Quilts tell a story, and the Wichita Falls Museum of Art is sharing its own stories through the Quilt Journeys: Pattern exhibit.
“This exhibit appeals to people familiar with quilting but also introduces the important history of quilting to those who are unfamiliar with quilting’s role in American history. Created out of necessity, quilts provided protection for the family from the cold. Later, the quilts would be passed from family member to family member creating a legacy. Finally, quilts enter museums as art objects. The quilts in this exhibit made that journey,” Danny Bills, WFMA curator, said.
In the past, the WFMA has had quilt exhibits, but what makes this one different is the focus on patterns. The quilts on exhibit have patterns such as the Lemoyne star and the drunkard’s path.
“This is a quilt exhibit curated from the WFMA Permanent Collection and this particular quilt exhibit focuses on pattern. Quilting has a rich history of various patterns that evolve and change names based on region and the passage of time. Quilt Journeys: Pattern creates a window into that with some specific patterns illustrated in our quilts. We hope to do future exhibits with quilts based on collaboration and stories,” Bills said.
The focus on patterns is also a way for the exhibit to appeal to all because patterns can be seen beyond art.
“Previously, we would exhibit the quilts from the collection as a whole with descriptive labels. This exhibit has that text but also incorporates educational material and a way for viewers to share their own quilt story if they want. We also chose to focus on particular quilts with key patterns. Quilt patterns are mathematical as well as artistic, and we wanted to open the door to interest beyond quilting,” Bills said.
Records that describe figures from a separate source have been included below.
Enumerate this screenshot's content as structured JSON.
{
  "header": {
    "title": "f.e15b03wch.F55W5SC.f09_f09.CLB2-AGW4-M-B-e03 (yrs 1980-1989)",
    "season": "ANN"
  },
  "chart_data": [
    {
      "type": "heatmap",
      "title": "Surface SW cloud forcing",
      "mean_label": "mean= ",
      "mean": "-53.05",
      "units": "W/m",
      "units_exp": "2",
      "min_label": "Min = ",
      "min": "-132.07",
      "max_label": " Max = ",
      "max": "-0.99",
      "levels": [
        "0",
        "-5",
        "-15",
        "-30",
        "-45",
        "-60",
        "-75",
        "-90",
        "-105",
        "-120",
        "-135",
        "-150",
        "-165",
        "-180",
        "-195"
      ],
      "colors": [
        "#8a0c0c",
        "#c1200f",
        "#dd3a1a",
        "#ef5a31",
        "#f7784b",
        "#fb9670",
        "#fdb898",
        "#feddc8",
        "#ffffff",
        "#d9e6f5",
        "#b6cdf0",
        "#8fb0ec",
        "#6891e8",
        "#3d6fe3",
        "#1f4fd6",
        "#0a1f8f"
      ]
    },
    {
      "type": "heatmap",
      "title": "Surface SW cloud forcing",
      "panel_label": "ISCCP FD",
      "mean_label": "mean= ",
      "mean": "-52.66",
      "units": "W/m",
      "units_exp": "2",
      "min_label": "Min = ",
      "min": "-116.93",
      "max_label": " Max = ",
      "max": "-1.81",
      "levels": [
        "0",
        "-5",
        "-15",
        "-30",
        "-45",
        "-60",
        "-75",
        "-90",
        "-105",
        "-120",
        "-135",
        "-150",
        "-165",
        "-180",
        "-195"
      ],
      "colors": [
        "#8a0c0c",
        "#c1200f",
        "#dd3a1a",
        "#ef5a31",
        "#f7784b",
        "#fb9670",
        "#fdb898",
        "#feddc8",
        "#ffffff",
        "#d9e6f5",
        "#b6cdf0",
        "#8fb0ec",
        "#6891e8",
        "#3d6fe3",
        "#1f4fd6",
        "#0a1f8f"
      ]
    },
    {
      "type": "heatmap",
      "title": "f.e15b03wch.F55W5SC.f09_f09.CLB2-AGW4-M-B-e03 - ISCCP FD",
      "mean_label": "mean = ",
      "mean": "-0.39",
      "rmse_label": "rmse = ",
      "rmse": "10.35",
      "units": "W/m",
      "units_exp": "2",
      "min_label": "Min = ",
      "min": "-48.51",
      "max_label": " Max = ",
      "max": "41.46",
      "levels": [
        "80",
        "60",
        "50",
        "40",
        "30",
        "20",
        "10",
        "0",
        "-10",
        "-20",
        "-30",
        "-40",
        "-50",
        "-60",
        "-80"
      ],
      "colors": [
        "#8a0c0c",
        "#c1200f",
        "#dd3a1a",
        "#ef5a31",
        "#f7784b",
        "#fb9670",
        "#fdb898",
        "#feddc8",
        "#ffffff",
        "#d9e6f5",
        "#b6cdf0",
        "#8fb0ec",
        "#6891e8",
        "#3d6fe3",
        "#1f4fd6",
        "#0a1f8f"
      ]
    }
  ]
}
As part of women’s history month, MOSAIC hosted Valiant Women of the Vote: Refusing to be Silenced, a series of events held throughout March by different organizations. WFMA participated in this event and held Quilt Journeys: Motherhood and the College Experience. A discussion panel with MSU students that are mothers as well.
“The exhibit’s themes served as part metaphor for the experience of juggling motherhood, school, and work. Women throughout time have used squares and triangles to build patterns to create quilts to care for their families,” Tracee Robertson, director of Wichita Falls Museum of Art, said. “A quilt is made from pieces brought together out of necessity but also with creativity, much like the pieces of our lives contributing to the whole story of who we are.”
The panel consisted of topics about generational change, imposter syndrome, mom guilt, balance and time management, non-traditional students and accessibility and outreach at MSU.
“It’s difficult being a mom in school. You really have to learn balance, you’ve got your studies and…there’s a plethora of things that as moms that we have to do every day,” April Kaufman, sociology senior, said. “Being a college student you do learn how to manage your time and how to put what’s important first and then prioritize from there. So I think being a mother with that has really helped me to develop in a way that has taught me to prioritize my life in a way that my kids come first but school comes second right now. It can be difficult.”
The event gave a voice to students that attend university while parenting and at times working too.
“I’m grateful for the opportunity to be able to discuss this with [the panelist and attendees]. For people to actually hear what it’s like because we are almost invisible on campus,” Brittany Roberts, sociology sophomore, said.
The exhibit will be open until July 24, 2021.